Integrating Technology: Bill Ferriter Misses the Mark




This image has circulated heavily in the Twittersphere recently: http://www.teachingquality.org/content/technology-tool-not-learning-outcome  Take a look and read the blog post accompanying it.  You might also skim some of the comments made by others. In 100-125 words:  What’s your reaction to it? Do you agree? Disagree? Why or why not? Draw on relevant classroom experiences you have had.

 
It is unfortunate that Bill Ferriter doesn’t see that his ‘wrong’ answers can often be the tool for completing the ‘right’ answers.  If we are asking students to raise awareness, why not do so with the use of a blog?  He is missing the very point of what integration is.  I am not asking my students to merely create a Prezi, the Prezi is a virtual tool used to communicate an idea that is hopefully thorough and thought out and uses the course content.  I feel his argument is similar to my own teaching pedagogy about technology and learning and that technology should be used as a tool to learn and share about their learning, and that technology should not be used just for the sake of using it.  As a teacher who feels strongly about the use of technology, I spend a lot of time thinking about why certain technologies work, not just finding ways to use it just to do so.  It is frustrating to think of a teacher using a SmartBoard, but then not allowing students to touch it.  Technology is a very real part of what our students will face in their futures.  They absolutely have to be allowed to use technologies to share, create and learn.  For example, at work if I create a Prezi or a PowerPoint, it is not merely just to create a presentation.  I am using it as a tool to share an idea.  Could I stand at the front of a room and merely speak the information?  Sure, but what a presentation does is connect to different learning styles.  I am still speaking, but it also showing things visually.  He is dead wrong when he says that using technology does not help with student motivation.  In my own experience, the ability to use technology in the classroom mirrors their life outside of school much more than reading a textbook.  Students are eager to use technology because often times they feel confident about it because they typically know more about it than the adults in their life.  Even Richardson shared this sentiment in the first chapter of his book.

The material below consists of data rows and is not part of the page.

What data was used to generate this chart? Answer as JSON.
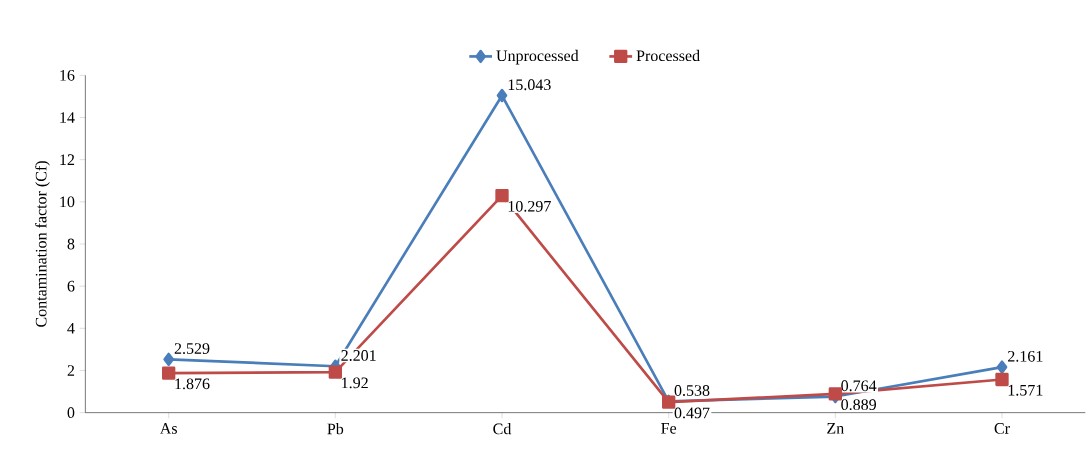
{
  "chart_data": {
    "type": "line",
    "ylabel": "Contamination factor (Cf)",
    "categories": [
      "As",
      "Pb",
      "Cd",
      "Fe",
      "Zn",
      "Cr"
    ],
    "series": [
      {
        "name": "Unprocessed",
        "color": "#4a7ebb",
        "marker": "diamond",
        "values": [
          2.529,
          2.201,
          15.043,
          0.538,
          0.764,
          2.161
        ]
      },
      {
        "name": "Processed",
        "color": "#be4b48",
        "marker": "square",
        "values": [
          1.876,
          1.92,
          10.297,
          0.497,
          0.889,
          1.571
        ]
      }
    ],
    "ylim": [
      0,
      16
    ],
    "yticks": [
      0,
      2,
      4,
      6,
      8,
      10,
      12,
      14,
      16
    ],
    "legend": "top",
    "data_labels": true,
    "line_style": "solid"
  }
}
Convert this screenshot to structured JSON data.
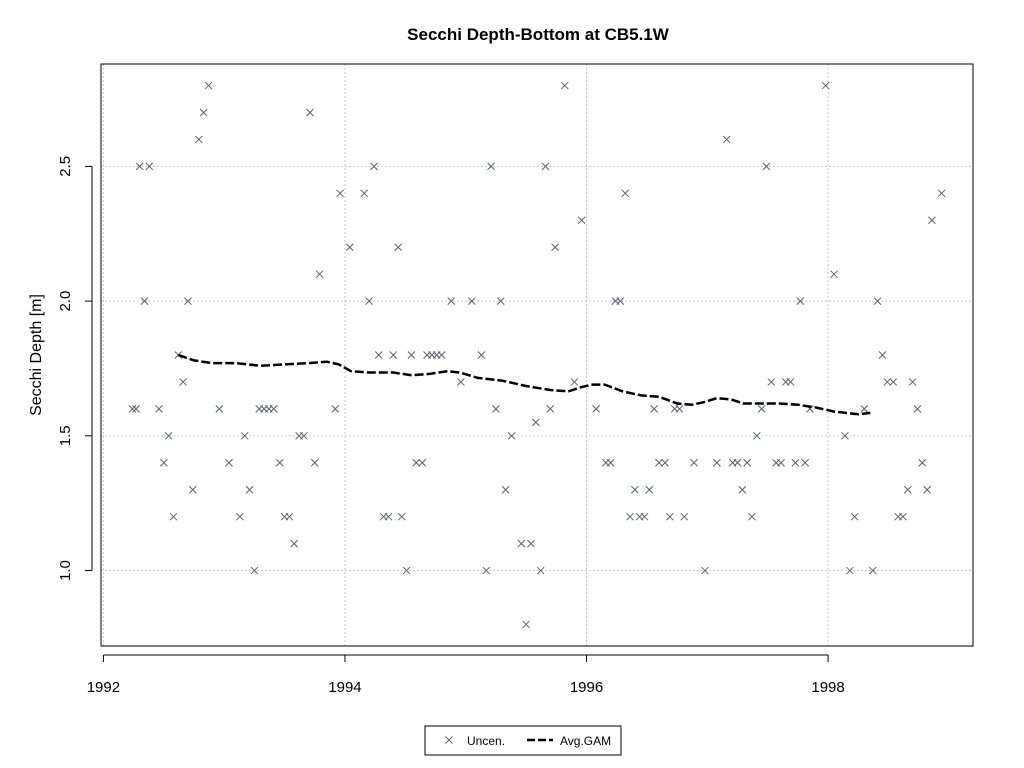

He is absolutely right that students should use technology to do everything that he feels are the ‘right’ answer, however how does he recommend that they do this without what he calls ‘outcomes’ rather than ‘tools’.  He is mistaken to believe that any of those things are merely ‘outcomes’ the learning is the outcome and the tools are ways in wish students can express and expand on those outcomes in order to teach others, create change, join groups, and all of the other things he is saying are the ‘right’ answers.  I love the fact that I can teach a student how to create a webpage in order to create a blog so that they can share about the content.  This goes to the very heart of TPACK (Technology, Pedagogy, Content, and Knowledge).  I do not think any teacher is really instructing students merely on how to make a blog or a Prezi, they are teaching them subject matter while teaching them how to use tech tools and for me that is the very heart of what I strive to do with students.  He shares nothing about his own experience with this and seeing the difference in student motivation when they are creating something tangible with a tech tool.  

I can see maybe see where his argument was headed, but he missed the mark by saying they are outcomes versus tools for completing the right answers.